Friday, April 11, 2025

GOODNIGHT, FUCKERS #985: THE EATER OF WORLDS


 

Okay, okay, I know. A lot of you would have preferred I went with Galactus, but I've never been a Marvel Comics guy. Or a DC Comics guy, for that matter. But when I was a kid, Marvel published Transformers comics, and I'm definitely a Transformers kind of guy. So you're stuck with Unicron.

File this one under the world (or perhaps I should say the universe in this case) is a strange fuckin' place.

Many years ago I wrote a story called "Evolutionary Transubstantiation," which was eventually published by the Art Times (you can read it here on page 11). Before they took it, I'd sent it to Analog, where I got a nice reject letter back. I mean that, I'm not being an asshole. The editor, who didn't often take the time to write personal notes, decided to inform me that the ending of my story couldn't have happened because our sun isn't going to supernova. It's going to expand and swallow the earth, instead. I found that exceptionally helpful, but at the same time, I write fiction. I kept the ending due to artistic license. But now I knew that not every star ends their lives with supernovas.

Which brings me to the James Webb Telescope. I love this thing. We're making all sorts of great observations about the universe with the most sophisticated equipment we can come up with at this time.
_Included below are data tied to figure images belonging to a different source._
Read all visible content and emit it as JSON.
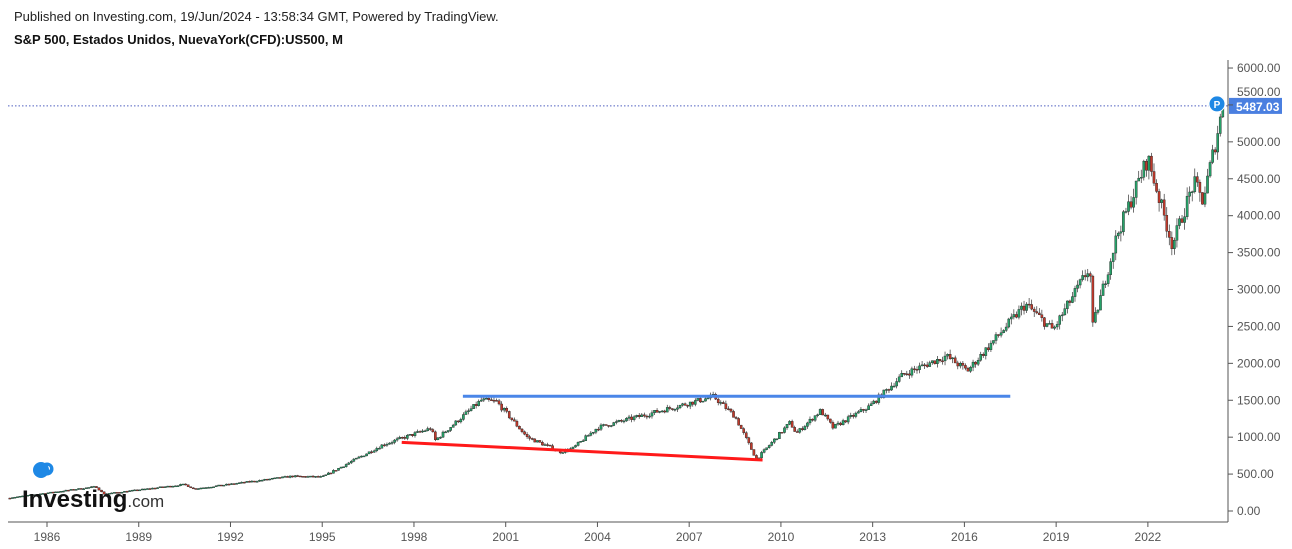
{
  "header": {
    "published": "Published on Investing.com, 19/Jun/2024 - 13:58:34 GMT, Powered by TradingView.",
    "title": "S&P 500, Estados Unidos, NuevaYork(CFD):US500, M"
  },
  "logo": {
    "text": "Investing",
    "suffix": ".com"
  },
  "chart_data": {
    "type": "candlestick",
    "title": "S&P 500, Estados Unidos, NuevaYork(CFD):US500, M",
    "interval": "monthly",
    "ylim": [
      0,
      6000
    ],
    "xlim": [
      1984.7,
      2024.6
    ],
    "y_ticks": [
      "0.00",
      "500.00",
      "1000.00",
      "1500.00",
      "2000.00",
      "2500.00",
      "3000.00",
      "3500.00",
      "4000.00",
      "4500.00",
      "5000.00",
      "5500.00",
      "6000.00"
    ],
    "x_ticks": [
      "1986",
      "1989",
      "1992",
      "1995",
      "1998",
      "2001",
      "2004",
      "2007",
      "2010",
      "2013",
      "2016",
      "2019",
      "2022"
    ],
    "last_price": "5487.03",
    "last_price_value": 5487.03,
    "marker": "P",
    "colors": {
      "up": "#26a269",
      "down": "#c0392b",
      "price_label": "#4a7fe0",
      "support": "#ff1a1a",
      "resistance": "#4a86e8"
    },
    "anchors": [
      [
        1984.7,
        175
      ],
      [
        1987.6,
        330
      ],
      [
        1987.85,
        230
      ],
      [
        1990.5,
        360
      ],
      [
        1990.8,
        300
      ],
      [
        1994,
        470
      ],
      [
        1995,
        460
      ],
      [
        1997,
        900
      ],
      [
        1998.55,
        1120
      ],
      [
        1998.7,
        960
      ],
      [
        2000.2,
        1500
      ],
      [
        2000.7,
        1480
      ],
      [
        2001.7,
        1000
      ],
      [
        2002.8,
        800
      ],
      [
        2003.2,
        850
      ],
      [
        2004,
        1130
      ],
      [
        2007.8,
        1550
      ],
      [
        2008.5,
        1280
      ],
      [
        2009.2,
        700
      ],
      [
        2010.3,
        1200
      ],
      [
        2010.5,
        1050
      ],
      [
        2011.3,
        1360
      ],
      [
        2011.7,
        1130
      ],
      [
        2012.9,
        1420
      ],
      [
        2014,
        1850
      ],
      [
        2015.4,
        2100
      ],
      [
        2016.1,
        1900
      ],
      [
        2018,
        2800
      ],
      [
        2018.9,
        2450
      ],
      [
        2020.1,
        3300
      ],
      [
        2020.2,
        2500
      ],
      [
        2021,
        3750
      ],
      [
        2022,
        4780
      ],
      [
        2022.8,
        3600
      ],
      [
        2023.5,
        4450
      ],
      [
        2023.8,
        4200
      ],
      [
        2024.46,
        5487
      ]
    ],
    "trendlines": [
      {
        "name": "support",
        "points": [
          [
            1997.6,
            930
          ],
          [
            2009.4,
            690
          ]
        ]
      },
      {
        "name": "resistance",
        "points": [
          [
            1999.6,
            1555
          ],
          [
            2017.5,
            1555
          ]
        ]
      }
    ]
  }
}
And it recorded the death of a planet 12,000 lightyears away.

THE FUCKING PLANET WAS EATEN.

If you're looking at a star in the night sky, you are seeing the past. It took however many lightyears to get to you, so it's essentially a window into the past, so this planet died 12,000 years ago if we're just seeing it now.

The universe is a fuckin' strange place.

The planet in question strayed a little from its orbit, but it was enough to get sucked into the star's orbit. Then, over the course of who knows how long, it got closer and closer to the star until the star flared and ate that planet whole.

This is a great article on the matter. Also, keep in mind that this planet was apparently the size of Jupiter. As a point of reference, Jupiter is about as big as 1,300 earths.

Typically when a planet breaks from its orbit (much like Cybertron at the beginning of the Marvel Transformers comics), it becomes a rogue planet, wandering throughout the cosmos. In this case the planet revolved too closely around the sun, so when it broke free, it got stuck immediately. Out of the frying pan, into the 10,000-degree Fahrenheit fire. I imagine something similar would happen if Mercury slipped loose from its orbit in our own solar system.

I wish the footage of this was public, though. That article has an artist's rendering, which looks pretty cool, but I wish I could have watched a whole planet get devoured before my very eyes. You don't see that every day, not even in this strange fuckin' universe.